Fourteen wickets tumble but the Australia captain says his side is right in the fight.
New Australia coach Darren Lehmann said his side were “here to play” after an “even-stevens” start to the Ashes series against England at Trent Bridge.
Australia, after losing the toss, dismissed England for just 215 with fast-medium bowler Peter Siddle taking five for 50.
But the grey skies aiding swing and seam bowling were still there when Australia batted and at stumps they were 75 for four, a deficit of 140 runs, after England seamers James Anderson and Steven Finn had taken two wickets each.
That took some of the shine off the day for Australia, who will resume the first Investec Test Thursday with Steven Smith 38 not out and Phil Hughes seven not out.
“It’s pretty even stevens isn’t it,” Lehmann, appointed just 16 days before this series started following the sacking of South African Mickey Arthur, told reporters after stumps.
“Tomorrow (Thursday) is going to be a pretty big day — most of them are in an Ashes series,” he added with Australia looking to regain the urn after two straight campaign losses to England.
“We’re very pleased to bowl them out for 215 and it probably should have been cheaper. But we’re here to play, no doubt about it.
Australia’s new-ball duo of James Pattinson and Mitchell Starc, both making their Ashes debuts, were wayward to begin with but first change Siddle — who on the corresponding opening day of the 2010/11 Ashes series took six for 54 in Brisbane, including a hat-trick on his birthday, showed the newcomers the way.
“It’s the first day of an Ashes series, that’s pretty big and the younger guys probably got a bit over excited with the new ball,” said Lehmann.
“But Peter stood up when it counted, took a five-for and led the attack as we expected.
“I’m really pleased for him.”
Meanwhile England were left hoping Stuart Broad would be fit to take his place in their attack on Thursday.
Broad didn’t field Wednesday after being struck by a Pattinson bouncer on his right shoulder while batting.
Broad hasn’t bowled competitively since injuring his right shoulder while batting during England’s Champions Trophy final defeat by India at Edgbaston on June 23 and last week had a cortisone injection to ease the pain.
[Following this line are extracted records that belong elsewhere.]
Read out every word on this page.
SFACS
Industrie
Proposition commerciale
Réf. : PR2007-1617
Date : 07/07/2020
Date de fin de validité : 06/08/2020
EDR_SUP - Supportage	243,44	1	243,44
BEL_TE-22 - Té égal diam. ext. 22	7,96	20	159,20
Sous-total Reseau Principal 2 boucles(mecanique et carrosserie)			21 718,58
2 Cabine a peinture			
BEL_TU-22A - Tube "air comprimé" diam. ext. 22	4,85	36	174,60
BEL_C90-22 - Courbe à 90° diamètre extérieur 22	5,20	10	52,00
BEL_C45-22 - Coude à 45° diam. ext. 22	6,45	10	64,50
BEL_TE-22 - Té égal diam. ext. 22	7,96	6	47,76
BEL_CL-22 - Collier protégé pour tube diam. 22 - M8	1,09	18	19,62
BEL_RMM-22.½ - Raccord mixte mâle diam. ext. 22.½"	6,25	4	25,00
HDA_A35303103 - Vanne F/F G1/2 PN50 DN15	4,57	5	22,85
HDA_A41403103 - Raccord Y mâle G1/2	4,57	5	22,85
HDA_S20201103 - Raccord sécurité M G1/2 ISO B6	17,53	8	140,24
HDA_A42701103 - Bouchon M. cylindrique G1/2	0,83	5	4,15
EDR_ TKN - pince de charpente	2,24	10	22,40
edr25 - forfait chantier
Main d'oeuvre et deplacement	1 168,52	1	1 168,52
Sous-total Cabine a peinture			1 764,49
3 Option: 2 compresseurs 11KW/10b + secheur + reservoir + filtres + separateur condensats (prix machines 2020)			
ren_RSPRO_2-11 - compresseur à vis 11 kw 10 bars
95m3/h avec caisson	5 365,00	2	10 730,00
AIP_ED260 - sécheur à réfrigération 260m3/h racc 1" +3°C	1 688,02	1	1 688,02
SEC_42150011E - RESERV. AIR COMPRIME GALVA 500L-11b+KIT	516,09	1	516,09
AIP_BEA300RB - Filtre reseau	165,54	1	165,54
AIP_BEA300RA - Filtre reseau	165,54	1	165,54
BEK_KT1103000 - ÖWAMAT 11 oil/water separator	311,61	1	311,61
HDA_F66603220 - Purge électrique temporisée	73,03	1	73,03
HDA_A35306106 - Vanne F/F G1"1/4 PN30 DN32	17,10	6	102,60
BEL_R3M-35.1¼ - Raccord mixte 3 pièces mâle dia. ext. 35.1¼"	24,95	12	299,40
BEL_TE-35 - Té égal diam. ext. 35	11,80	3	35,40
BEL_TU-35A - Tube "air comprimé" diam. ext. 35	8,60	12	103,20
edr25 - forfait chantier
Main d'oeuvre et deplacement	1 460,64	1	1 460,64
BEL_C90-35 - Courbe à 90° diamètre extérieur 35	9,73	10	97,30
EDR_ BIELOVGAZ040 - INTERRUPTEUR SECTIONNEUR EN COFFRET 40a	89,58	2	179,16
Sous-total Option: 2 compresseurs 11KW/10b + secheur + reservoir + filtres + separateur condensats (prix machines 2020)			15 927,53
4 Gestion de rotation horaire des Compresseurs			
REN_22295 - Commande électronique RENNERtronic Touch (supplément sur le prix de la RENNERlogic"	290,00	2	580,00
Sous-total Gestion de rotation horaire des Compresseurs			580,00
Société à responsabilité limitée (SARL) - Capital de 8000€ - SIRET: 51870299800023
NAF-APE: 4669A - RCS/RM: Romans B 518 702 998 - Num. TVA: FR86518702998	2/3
“He got hit on the shoulder and he’s a bit sore,” said Finn after play on Wednesday.
“The extent of the damage I don’t know. He’ll receive treatment overnight and he’ll come back tomorrow when we’ll see how he is.
“We’re hopeful he’ll be fit. (If not) I’ll have to bowl a few more overs I think and we’ll just have to rotate ourselves.
Finn agreed with Lehmann’s assessment of the game, saying: “I think it’s pretty even.
“Maybe we have our noses ahead, but it’s a very tight battle at the moment,” the Middlesex quick added.
“The first hour tomorrow is important in terms of how we set the tone as bowlers and how we come out and attack the Australians.
“A few wickets in the first hour and we could put our noses in front.”
Finn played his part Wednesday, removing Shane Watson and Ed Cowan with successive deliveries before Australia captain Michael Clarke narrowly survived the hat-trick.
But Clarke, Australia’s best batsman, fell for a six-ball nought when he was clean bowled by a gem of an Anderson delivery that angled in before seaming off the pitch to clip the top of off stump.
“It’s great when something like that comes off in a game and to get the Australia captain with a ball like that was something exceptional for us,” said Finn.
“Hopefully he can do it a few more times.”